Atomic refcounting consumes global, system wide resource of inter-core and inter-CPU (like QPI) communication. 20M-50M of those events per second can render your 4 CPU 128 core system frozen.
Also just freeing memory can create a surprisingly long pause. Depends on allocator, of course.
> Atomic refcounting consumes global, system wide resource of inter-core and inter-CPU (like QPI) communication.
Forgive me if I'm wrong, but wouldn't reference counters consume these global resources only when there's contention for the cacheline? Once the cacheline is in an exclusive state, there's no need to go outside the core at all.
Yes, and refcounting creates false contention. For example, a global config object is constantly having its refcount bumped up and down every time someone dereferences it, even though the actual contents are read-only.
There are ways to mitigate this, but they’re complex.

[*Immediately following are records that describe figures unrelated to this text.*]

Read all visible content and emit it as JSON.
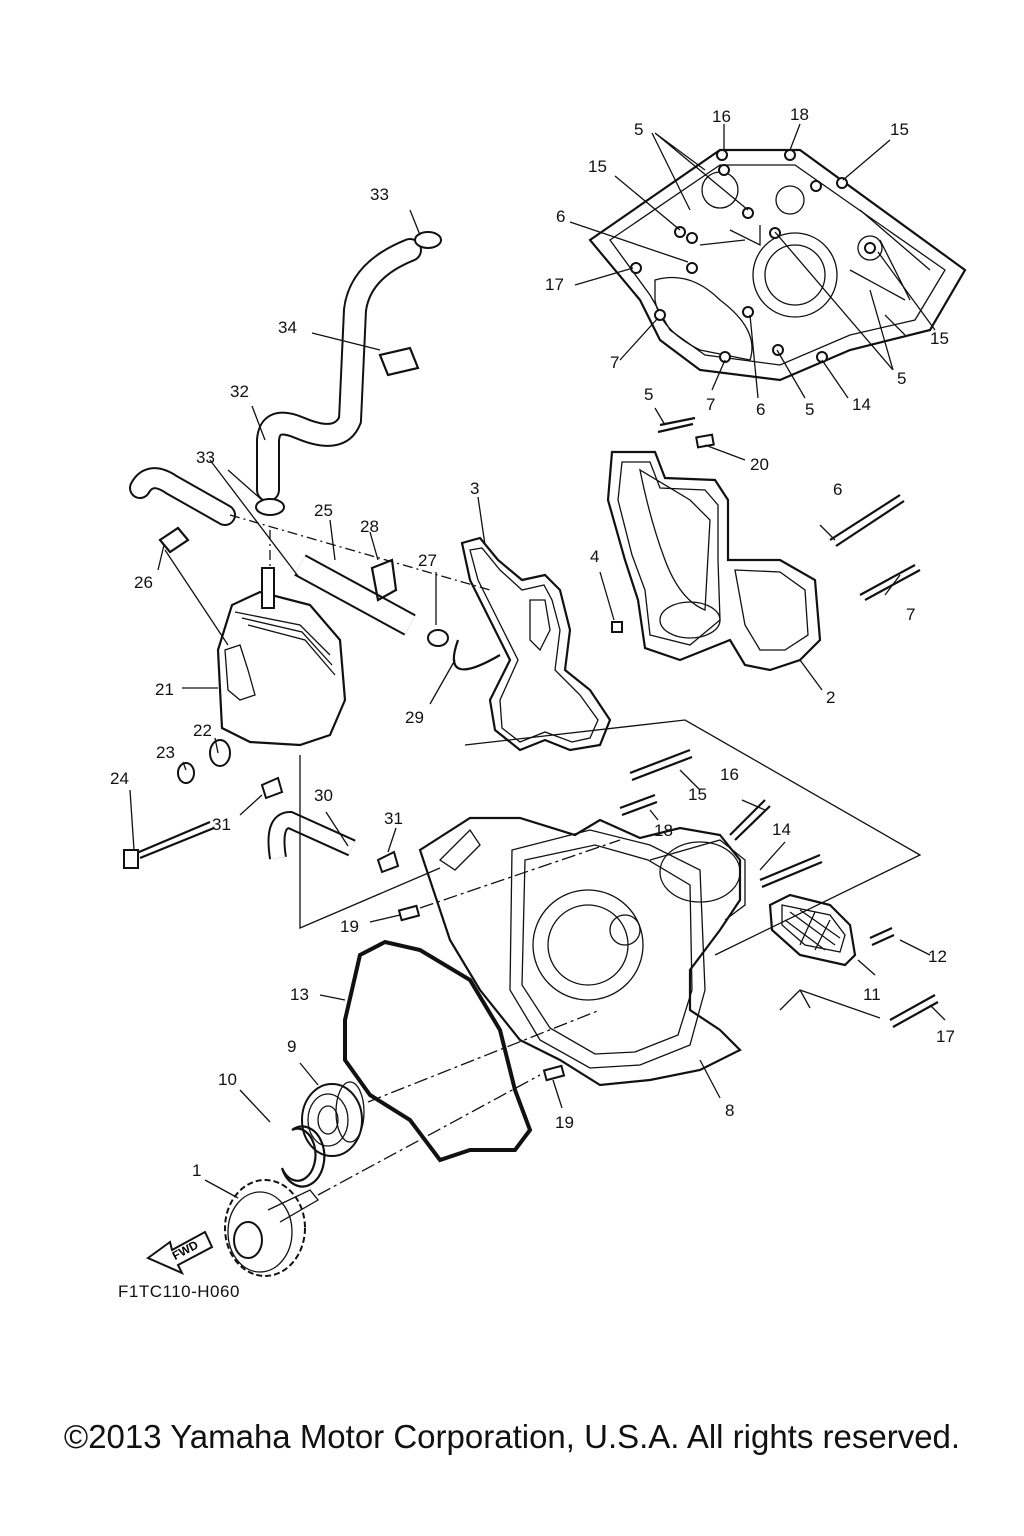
{
  "diagram": {
    "callouts": [
      "1",
      "2",
      "3",
      "4",
      "5",
      "6",
      "7",
      "8",
      "9",
      "10",
      "11",
      "12",
      "13",
      "14",
      "15",
      "16",
      "17",
      "18",
      "19",
      "20",
      "21",
      "22",
      "23",
      "24",
      "25",
      "26",
      "27",
      "28",
      "29",
      "30",
      "31",
      "32",
      "33",
      "34"
    ],
    "fwd_label": "FWD",
    "reference_code": "F1TC110-H060"
  },
  "footer": {
    "copyright": "©2013 Yamaha Motor Corporation, U.S.A. All rights reserved."
  }
}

This is actually an excellent case where Rust can help you completely remove the need to lock and help you keep your memory safe — if you can make it clear that your config object will live longer than all threads referencing it (which shouldn’t be hard if it is truly global), then Rust will let you share it among all threads with no further overhead at all, for programmer or processor.
One interesting thing about rust here is that you can mitigate refcount traffic, since you can also take a regular reference to the data. You only need to increment/decrement on actual ownership stuff.
The point still stands, though. There's not much contention resources available, so if high system performance is desired, one should look for alternatives to avoid creating chatter between cores and CPU sockets.
Also just freeing memory can create a surprisingly long pause. Depends on allocator, of course.